Ging es in der wiedererstarkten Thrash Metal-Szene vor einigen Jahren noch Schlag auf Schlag, ist inzwischen etwas Ruhe bei den jungen Wilden eingekehrt. Auch die aus Denver, Colorado stammenden Thrasher HAVOK haben sich seit ihrem letzten Album vergleichsweise bedeckt gehalten – untätig waren die Herren jedoch keineswegs, denn dreieinhalb Jahre nach ihrer letzten Platte konnte die Truppe einen Vertrag mit Century Media Records an Land ziehen und veröffentlicht nun mit „Conformicide“ ihre nächste Platte ehe es mit den Kollegen von Warbringer auf Tour geht.
Mit „Conformicide“ sind HAVOK hörbar bemüht, in vielerlei Hinsicht das nächste Level zu erreichen und – so viel sei vorweggenommen – das klappt auch ziemlich gut. Nach den obligatorischen Cleangitarren zu Beginn von „F.P.C.“ erlebt die Hörerschaft schon ihre erste Überraschung, denn anstelle eines kernigen Thrash-Riffs der alten Schule wird sie hier von einem geradezu progressiven Basslauf sowie einer fast schon gerappten Strophe überrumpelt – Parallelen zu Rage Against The Machine sind hier nicht vollends von der Hand zu weisen. Die Entwarnung folgt allerdings genauso schnell, denn die Nummer schlägt sodann in traditionelleren Thrash Metal um, wie man ihn von früheren HAVOK-Alben kennt.

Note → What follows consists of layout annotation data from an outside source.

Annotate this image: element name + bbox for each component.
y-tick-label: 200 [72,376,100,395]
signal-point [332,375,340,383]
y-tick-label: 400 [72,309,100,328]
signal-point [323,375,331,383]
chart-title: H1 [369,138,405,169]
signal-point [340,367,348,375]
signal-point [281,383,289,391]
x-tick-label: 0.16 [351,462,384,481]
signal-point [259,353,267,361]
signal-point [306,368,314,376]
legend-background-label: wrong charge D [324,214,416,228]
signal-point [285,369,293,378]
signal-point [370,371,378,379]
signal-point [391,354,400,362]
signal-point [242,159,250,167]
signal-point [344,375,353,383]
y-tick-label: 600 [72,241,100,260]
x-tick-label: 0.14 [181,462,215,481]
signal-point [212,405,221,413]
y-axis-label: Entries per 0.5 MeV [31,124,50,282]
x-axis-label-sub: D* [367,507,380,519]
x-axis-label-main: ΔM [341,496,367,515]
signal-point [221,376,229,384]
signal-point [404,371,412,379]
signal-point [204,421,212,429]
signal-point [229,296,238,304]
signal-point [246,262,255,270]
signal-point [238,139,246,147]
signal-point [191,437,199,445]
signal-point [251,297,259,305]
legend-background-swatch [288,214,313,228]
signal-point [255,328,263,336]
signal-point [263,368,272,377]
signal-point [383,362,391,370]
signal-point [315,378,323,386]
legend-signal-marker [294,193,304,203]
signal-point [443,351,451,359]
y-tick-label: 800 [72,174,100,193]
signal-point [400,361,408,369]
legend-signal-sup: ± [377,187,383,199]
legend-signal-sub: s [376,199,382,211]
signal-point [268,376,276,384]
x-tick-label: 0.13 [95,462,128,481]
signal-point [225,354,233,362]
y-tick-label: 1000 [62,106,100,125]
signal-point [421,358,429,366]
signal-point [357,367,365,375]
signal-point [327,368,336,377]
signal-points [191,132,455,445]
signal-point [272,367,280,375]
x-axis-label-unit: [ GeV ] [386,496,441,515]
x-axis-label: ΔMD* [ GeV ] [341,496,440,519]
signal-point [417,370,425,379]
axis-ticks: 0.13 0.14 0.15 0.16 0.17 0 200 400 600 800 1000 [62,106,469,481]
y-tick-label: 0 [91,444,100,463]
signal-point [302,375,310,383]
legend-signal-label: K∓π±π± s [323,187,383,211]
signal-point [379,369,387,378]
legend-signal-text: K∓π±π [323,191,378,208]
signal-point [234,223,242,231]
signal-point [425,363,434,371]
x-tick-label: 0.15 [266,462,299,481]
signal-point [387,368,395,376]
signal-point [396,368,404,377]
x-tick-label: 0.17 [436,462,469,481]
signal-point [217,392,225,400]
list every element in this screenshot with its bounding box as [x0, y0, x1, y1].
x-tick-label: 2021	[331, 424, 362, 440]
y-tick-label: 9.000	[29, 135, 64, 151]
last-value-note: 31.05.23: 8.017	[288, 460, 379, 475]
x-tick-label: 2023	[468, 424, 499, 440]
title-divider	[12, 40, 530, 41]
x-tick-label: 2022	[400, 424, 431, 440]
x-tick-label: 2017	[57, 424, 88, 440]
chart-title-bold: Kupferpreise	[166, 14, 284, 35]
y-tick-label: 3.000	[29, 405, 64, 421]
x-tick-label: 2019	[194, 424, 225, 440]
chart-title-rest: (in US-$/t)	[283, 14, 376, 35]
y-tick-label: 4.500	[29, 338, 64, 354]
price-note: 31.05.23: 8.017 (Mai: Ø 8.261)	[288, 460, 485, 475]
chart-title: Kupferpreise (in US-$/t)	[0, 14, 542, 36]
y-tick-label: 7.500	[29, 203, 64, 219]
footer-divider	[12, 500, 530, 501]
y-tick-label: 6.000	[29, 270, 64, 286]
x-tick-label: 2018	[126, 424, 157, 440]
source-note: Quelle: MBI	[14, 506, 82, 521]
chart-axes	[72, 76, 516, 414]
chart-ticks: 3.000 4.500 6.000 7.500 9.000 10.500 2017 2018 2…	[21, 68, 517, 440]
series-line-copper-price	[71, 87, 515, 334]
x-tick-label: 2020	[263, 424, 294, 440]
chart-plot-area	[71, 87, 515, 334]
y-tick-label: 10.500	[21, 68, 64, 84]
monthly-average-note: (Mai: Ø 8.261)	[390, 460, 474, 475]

Dennoch ist diese neu gefundene Experimentierfreude symptomatisch für „Conformicide“ und das ist durchaus nicht verkehrt. Die Burschen aus Denver präsentieren sich auf ihrem vierten Album als sichtlich gereifte Band und gehen hier oftmals mit Erfolg neue Wege abseits des 08/15-Gedresches. Wie beispielsweise Nummern wie „Ingsoc“, „Peace Is In Pieces“ oder der recht groß angelegte Abschluss „Circling The Drain“ zeigen, resultiert das in allgemein verkopfterem Songwriting und komplexeren Arrangements, was „Conformicide“ auch zum bisher sperrigsten HAVOK-Album macht – eine kompakte Nummer wie „Claiming Certainty“, die auf früheren Veröffentlichungen der Truppe voll ins Bild gepasst hätte, fällt da fast schon unangenehm auf.
Hier sind definitiv mehrere Durchläufe nötig, bis die sich die Platte voll erschließt. Positiv fällt auch auf, dass HAVOK den Bass hier nicht als reines Rhythmus-Instrument verstehen, sondern oftmals als zentrales Element der Songstrukturen verwenden, wie etwa in „Hang ‚Em High“ oder „Wake Up“. Das beweist viel schreiberischen Weitblick und kommt im Genre auch nur selten vor. Insgesamt gehen die Herren auf ihrer vierten Platte mit viel Eigenständigkeit zu Werke und schaffen es auch stellenweise, sich deutlich von anderen Vertretern des Genres abzuheben.
Wer Vergleiche zu den „großen Alten“ des Thrash sucht, der wird in Nummern wie „Dogmaniacal“ oder „Intention To Deceive“ am ehesten bei Megadeth fündig, wenngleich HAVOK deutlich mehr Aggression an den Tag legen. Bei all der Experimentierfreude spielen die Jungs aus Colorado am Ende aber doch „nur“Thrash Metal – soll heißen, ein Titel wie „Conformicide“ legt nahe, dass sich diese Band gern als entgegen aller Trends versteht und das ist hier nur eingeschränkt richtig. Zwar gelingt es der Truppe, ihre eigene Formel um ein paar wirklich spannende Elemente zu erweitern, die bereits bekannten Bahnen ihres Genres verlassen HAVOK dabei jedoch nur in den seltensten Fällen. Im Umkehrschluss bedeutet das aber auch, dass diese Band Thrash Metal genauso spielt, wie er sein soll und damit haben HAVOK ihre Mission zum vierten mal auf ganzer Linie erfüllt. Recht so.
Auf „Conformicide“ zeigen HAVOK in aller Deutlichkeit, wie sehr sie beim Songwriting an Reife und Routine zugelegt haben und warten mit intelligentem Riffing und allerhand wirklich guten Ideen auf – stets in der alten Schule verwurzelt befinden sich die Herren mit Album Nummer vier doch voll am Puls der Zeit und dürften ältere wie jüngere Thrash Metal-Fans gleichermaßen überzeugen. Die Altvorderen des Genres werden HAVOK wie sie selbst vollmundig in Aussicht stellen jedoch kaum ersetzen können. Zumindest nicht alleine.